The man’s parents and grandparents tended to pitch in, often exhausting their savings. The prospective bride’s family, free of financial pressure, would often push for purchase regardless of the price. Debt was sometimes used to plug the cash shortfall, borrowed under the names of the groom’s parents. Such demand has been a pillar of the property market.
But marriages plunged to a record low of 7.6 million last year, roughly half of the peak of 13.5 million in 2013. That year, 1.3 billion square metres of new residential properties – roughly 13 million flats – were sold, household debt was low at 16.6 trillion yuan (US$2.4 trillion), and grandparents were rich in savings.
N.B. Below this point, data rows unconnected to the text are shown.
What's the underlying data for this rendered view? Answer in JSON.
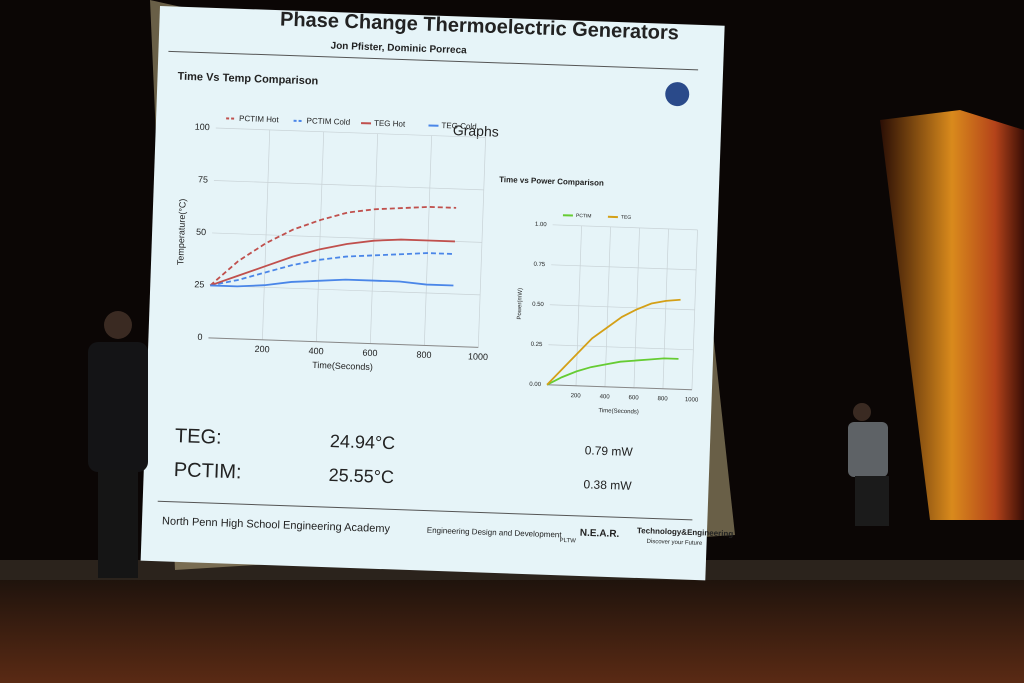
{
  "slide": {
    "title": "Phase Change Thermoelectric Generators",
    "authors": "Jon Pfister, Dominic Porreca",
    "heading": "Graphs",
    "results": [
      [
        "TEG:",
        "24.94°C",
        "0.79 mW"
      ],
      [
        "PCTIM:",
        "25.55°C",
        "0.38 mW"
      ]
    ],
    "footer": {
      "school": "North Penn High School Engineering Academy",
      "course": "Engineering Design and Development",
      "pltw": "PLTW",
      "near": "N.E.A.R.",
      "te": "Technology&Engineering",
      "te_sub": "Discover your Future"
    }
  },
  "chart_data": [
    {
      "type": "line",
      "title": "Time Vs Temp Comparison",
      "x_label": "Time(Seconds)",
      "y_label": "Temperature(°C)",
      "x": [
        0,
        100,
        200,
        300,
        400,
        500,
        600,
        700,
        800,
        900
      ],
      "xlim": [
        0,
        1000
      ],
      "xticks": [
        200,
        400,
        600,
        800,
        1000
      ],
      "ylim": [
        0,
        100
      ],
      "yticks": [
        0,
        25,
        50,
        75,
        100
      ],
      "grid": true,
      "series": [
        {
          "name": "PCTIM Hot",
          "color": "#c0504d",
          "style": "dashed",
          "values": [
            25,
            37,
            46,
            53,
            58,
            62,
            64,
            65,
            66,
            66
          ]
        },
        {
          "name": "PCTIM Cold",
          "color": "#4a86e8",
          "style": "dashed",
          "values": [
            25,
            28,
            32,
            36,
            39,
            41,
            42,
            43,
            44,
            44
          ]
        },
        {
          "name": "TEG Hot",
          "color": "#c0504d",
          "style": "solid",
          "values": [
            25,
            30,
            35,
            40,
            44,
            47,
            49,
            50,
            50,
            50
          ]
        },
        {
          "name": "TEG Cold",
          "color": "#4a86e8",
          "style": "solid",
          "values": [
            25,
            25,
            26,
            28,
            29,
            30,
            30,
            30,
            29,
            29
          ]
        }
      ]
    },
    {
      "type": "line",
      "title": "Time vs Power Comparison",
      "x_label": "Time(Seconds)",
      "y_label": "Power(mW)",
      "x": [
        0,
        100,
        200,
        300,
        400,
        500,
        600,
        700,
        800,
        900
      ],
      "xlim": [
        0,
        1000
      ],
      "xticks": [
        200,
        400,
        600,
        800,
        1000
      ],
      "ylim": [
        0,
        1
      ],
      "yticks": [
        {
          "value": 0,
          "label": "0.00"
        },
        0.25,
        {
          "value": 0.5,
          "label": "0.50"
        },
        0.75,
        {
          "value": 1,
          "label": "1.00"
        }
      ],
      "grid": true,
      "series": [
        {
          "name": "PCTIM",
          "color": "#66cc33",
          "style": "solid",
          "values": [
            0,
            0.05,
            0.09,
            0.12,
            0.14,
            0.16,
            0.17,
            0.18,
            0.19,
            0.19
          ]
        },
        {
          "name": "TEG",
          "color": "#d4a017",
          "style": "solid",
          "values": [
            0,
            0.1,
            0.2,
            0.3,
            0.37,
            0.44,
            0.49,
            0.53,
            0.55,
            0.56
          ]
        }
      ]
    }
  ]
}
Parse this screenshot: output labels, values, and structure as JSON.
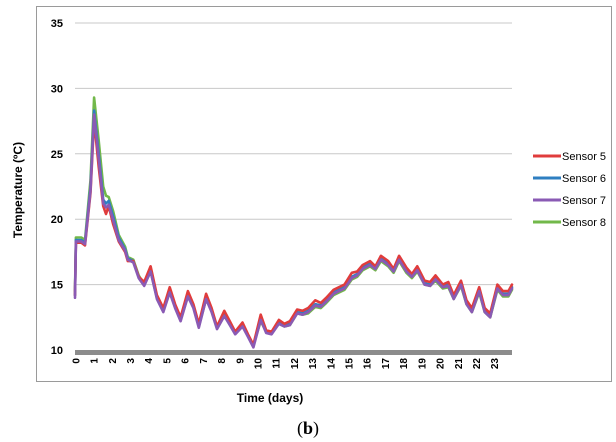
{
  "caption": {
    "open": "(",
    "label": "b",
    "close": ")"
  },
  "chart_data": {
    "type": "line",
    "title": "",
    "xlabel": "Time (days)",
    "ylabel": "Temperature (ºC)",
    "xlim": [
      0,
      24
    ],
    "ylim": [
      10,
      35
    ],
    "yticks": [
      10,
      15,
      20,
      25,
      30,
      35
    ],
    "xticks": [
      "0",
      "1",
      "2",
      "3",
      "4",
      "5",
      "6",
      "7",
      "8",
      "9",
      "10",
      "11",
      "12",
      "13",
      "14",
      "15",
      "16",
      "17",
      "18",
      "19",
      "20",
      "21",
      "22",
      "23"
    ],
    "grid": "horizontal",
    "legend_position": "right",
    "series": [
      {
        "name": "Sensor 5",
        "color": "#e03c3c",
        "x": [
          0,
          0.05,
          0.35,
          0.55,
          0.85,
          1.05,
          1.3,
          1.55,
          1.7,
          1.85,
          2.1,
          2.4,
          2.75,
          2.9,
          3.2,
          3.5,
          3.8,
          4.15,
          4.5,
          4.85,
          5.2,
          5.5,
          5.8,
          6.2,
          6.5,
          6.8,
          7.2,
          7.5,
          7.8,
          8.2,
          8.5,
          8.8,
          9.2,
          9.5,
          9.8,
          10.2,
          10.5,
          10.8,
          11.2,
          11.5,
          11.8,
          12.2,
          12.5,
          12.8,
          13.2,
          13.5,
          13.8,
          14.2,
          14.5,
          14.8,
          15.2,
          15.5,
          15.8,
          16.2,
          16.5,
          16.8,
          17.2,
          17.5,
          17.8,
          18.2,
          18.5,
          18.8,
          19.2,
          19.5,
          19.8,
          20.2,
          20.5,
          20.8,
          21.2,
          21.5,
          21.8,
          22.2,
          22.5,
          22.8,
          23.2,
          23.5,
          23.8,
          24
        ],
        "y": [
          14.2,
          18.2,
          18.2,
          18.0,
          22,
          27.6,
          24,
          21,
          20.4,
          21,
          19.6,
          18.3,
          17.5,
          16.8,
          16.8,
          15.6,
          15.2,
          16.4,
          14.2,
          13.2,
          14.8,
          13.5,
          12.5,
          14.5,
          13.5,
          12,
          14.3,
          13.2,
          11.8,
          13,
          12.2,
          11.4,
          12.1,
          11.2,
          10.4,
          12.7,
          11.5,
          11.4,
          12.3,
          12,
          12.2,
          13.1,
          13,
          13.2,
          13.8,
          13.6,
          14,
          14.6,
          14.8,
          15,
          15.9,
          16,
          16.5,
          16.8,
          16.4,
          17.2,
          16.8,
          16.2,
          17.2,
          16.3,
          15.8,
          16.4,
          15.3,
          15.2,
          15.7,
          15,
          15.2,
          14.2,
          15.3,
          13.8,
          13.2,
          14.8,
          13.2,
          12.8,
          15,
          14.5,
          14.5,
          15
        ]
      },
      {
        "name": "Sensor 6",
        "color": "#2f7fc1",
        "x": [
          0,
          0.05,
          0.35,
          0.55,
          0.85,
          1.05,
          1.3,
          1.55,
          1.7,
          1.85,
          2.1,
          2.4,
          2.75,
          2.9,
          3.2,
          3.5,
          3.8,
          4.15,
          4.5,
          4.85,
          5.2,
          5.5,
          5.8,
          6.2,
          6.5,
          6.8,
          7.2,
          7.5,
          7.8,
          8.2,
          8.5,
          8.8,
          9.2,
          9.5,
          9.8,
          10.2,
          10.5,
          10.8,
          11.2,
          11.5,
          11.8,
          12.2,
          12.5,
          12.8,
          13.2,
          13.5,
          13.8,
          14.2,
          14.5,
          14.8,
          15.2,
          15.5,
          15.8,
          16.2,
          16.5,
          16.8,
          17.2,
          17.5,
          17.8,
          18.2,
          18.5,
          18.8,
          19.2,
          19.5,
          19.8,
          20.2,
          20.5,
          20.8,
          21.2,
          21.5,
          21.8,
          22.2,
          22.5,
          22.8,
          23.2,
          23.5,
          23.8,
          24
        ],
        "y": [
          14.2,
          18.4,
          18.4,
          18.2,
          22.5,
          28.3,
          25,
          21.5,
          21.2,
          21.4,
          20.2,
          18.6,
          17.7,
          17.0,
          16.8,
          15.6,
          15.0,
          16.1,
          14.0,
          13.0,
          14.5,
          13.3,
          12.3,
          14.2,
          13.3,
          11.8,
          14.0,
          13.0,
          11.7,
          12.7,
          12.0,
          11.3,
          11.9,
          11.1,
          10.3,
          12.4,
          11.4,
          11.3,
          12.1,
          11.9,
          12.0,
          12.9,
          12.8,
          13.0,
          13.5,
          13.4,
          13.8,
          14.4,
          14.6,
          14.8,
          15.6,
          15.8,
          16.3,
          16.6,
          16.3,
          17.0,
          16.6,
          16.1,
          17.0,
          16.1,
          15.7,
          16.2,
          15.1,
          15.0,
          15.5,
          14.9,
          15.0,
          14.0,
          15.1,
          13.6,
          13.0,
          14.6,
          13.0,
          12.6,
          14.8,
          14.3,
          14.3,
          14.8
        ]
      },
      {
        "name": "Sensor 7",
        "color": "#8a5ab4",
        "x": [
          0,
          0.05,
          0.35,
          0.55,
          0.85,
          1.05,
          1.3,
          1.55,
          1.7,
          1.85,
          2.1,
          2.4,
          2.75,
          2.9,
          3.2,
          3.5,
          3.8,
          4.15,
          4.5,
          4.85,
          5.2,
          5.5,
          5.8,
          6.2,
          6.5,
          6.8,
          7.2,
          7.5,
          7.8,
          8.2,
          8.5,
          8.8,
          9.2,
          9.5,
          9.8,
          10.2,
          10.5,
          10.8,
          11.2,
          11.5,
          11.8,
          12.2,
          12.5,
          12.8,
          13.2,
          13.5,
          13.8,
          14.2,
          14.5,
          14.8,
          15.2,
          15.5,
          15.8,
          16.2,
          16.5,
          16.8,
          17.2,
          17.5,
          17.8,
          18.2,
          18.5,
          18.8,
          19.2,
          19.5,
          19.8,
          20.2,
          20.5,
          20.8,
          21.2,
          21.5,
          21.8,
          22.2,
          22.5,
          22.8,
          23.2,
          23.5,
          23.8,
          24
        ],
        "y": [
          14.0,
          18.3,
          18.3,
          18.1,
          22.2,
          28.0,
          24.6,
          21.2,
          20.9,
          21.1,
          19.9,
          18.4,
          17.6,
          16.9,
          16.7,
          15.5,
          14.9,
          16.0,
          13.9,
          12.9,
          14.4,
          13.2,
          12.2,
          14.1,
          13.2,
          11.7,
          13.9,
          12.9,
          11.6,
          12.6,
          11.9,
          11.2,
          11.8,
          11.0,
          10.2,
          12.3,
          11.3,
          11.2,
          12.0,
          11.8,
          11.9,
          12.8,
          12.7,
          12.9,
          13.4,
          13.3,
          13.7,
          14.3,
          14.5,
          14.7,
          15.5,
          15.7,
          16.2,
          16.5,
          16.2,
          16.9,
          16.5,
          16.0,
          16.9,
          16.0,
          15.6,
          16.1,
          15.0,
          14.9,
          15.4,
          14.8,
          14.9,
          13.9,
          15.0,
          13.5,
          12.9,
          14.5,
          12.9,
          12.5,
          14.7,
          14.2,
          14.2,
          14.7
        ]
      },
      {
        "name": "Sensor 8",
        "color": "#72b84a",
        "x": [
          0,
          0.05,
          0.35,
          0.55,
          0.85,
          1.05,
          1.3,
          1.55,
          1.7,
          1.85,
          2.1,
          2.4,
          2.75,
          2.9,
          3.2,
          3.5,
          3.8,
          4.15,
          4.5,
          4.85,
          5.2,
          5.5,
          5.8,
          6.2,
          6.5,
          6.8,
          7.2,
          7.5,
          7.8,
          8.2,
          8.5,
          8.8,
          9.2,
          9.5,
          9.8,
          10.2,
          10.5,
          10.8,
          11.2,
          11.5,
          11.8,
          12.2,
          12.5,
          12.8,
          13.2,
          13.5,
          13.8,
          14.2,
          14.5,
          14.8,
          15.2,
          15.5,
          15.8,
          16.2,
          16.5,
          16.8,
          17.2,
          17.5,
          17.8,
          18.2,
          18.5,
          18.8,
          19.2,
          19.5,
          19.8,
          20.2,
          20.5,
          20.8,
          21.2,
          21.5,
          21.8,
          22.2,
          22.5,
          22.8,
          23.2,
          23.5,
          23.8,
          24
        ],
        "y": [
          14.5,
          18.6,
          18.6,
          18.4,
          23,
          29.3,
          26,
          22.5,
          21.8,
          21.7,
          20.6,
          18.8,
          17.9,
          17.1,
          16.9,
          15.7,
          15.0,
          16.0,
          14.0,
          13.0,
          14.4,
          13.3,
          12.3,
          14.1,
          13.3,
          11.8,
          13.9,
          13.0,
          11.7,
          12.6,
          12.0,
          11.3,
          11.8,
          11.1,
          10.4,
          12.2,
          11.4,
          11.3,
          12.0,
          11.8,
          11.9,
          12.8,
          12.7,
          12.8,
          13.3,
          13.2,
          13.6,
          14.2,
          14.4,
          14.6,
          15.4,
          15.6,
          16.1,
          16.4,
          16.1,
          16.8,
          16.4,
          15.9,
          16.8,
          15.9,
          15.5,
          16.0,
          15.0,
          14.9,
          15.3,
          14.7,
          14.8,
          13.9,
          14.9,
          13.5,
          12.9,
          14.4,
          12.9,
          12.5,
          14.6,
          14.1,
          14.1,
          14.6
        ]
      }
    ]
  }
}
By last year, household debt had ballooned to 71.1 trillion yuan, over 140 per cent of disposable household income, and the grandparents had been bled dry.
In China, grooms historically bear the financial burden of the wedding and the matrimonial home. This is tied to the all-importance of the family name and the expectation that men carry it on at any cost. Chinese society has emphasised the importance of the family name for thousands of years; emperors used to bestow the imperial family name on their subjects as a reward, making it all the more precious.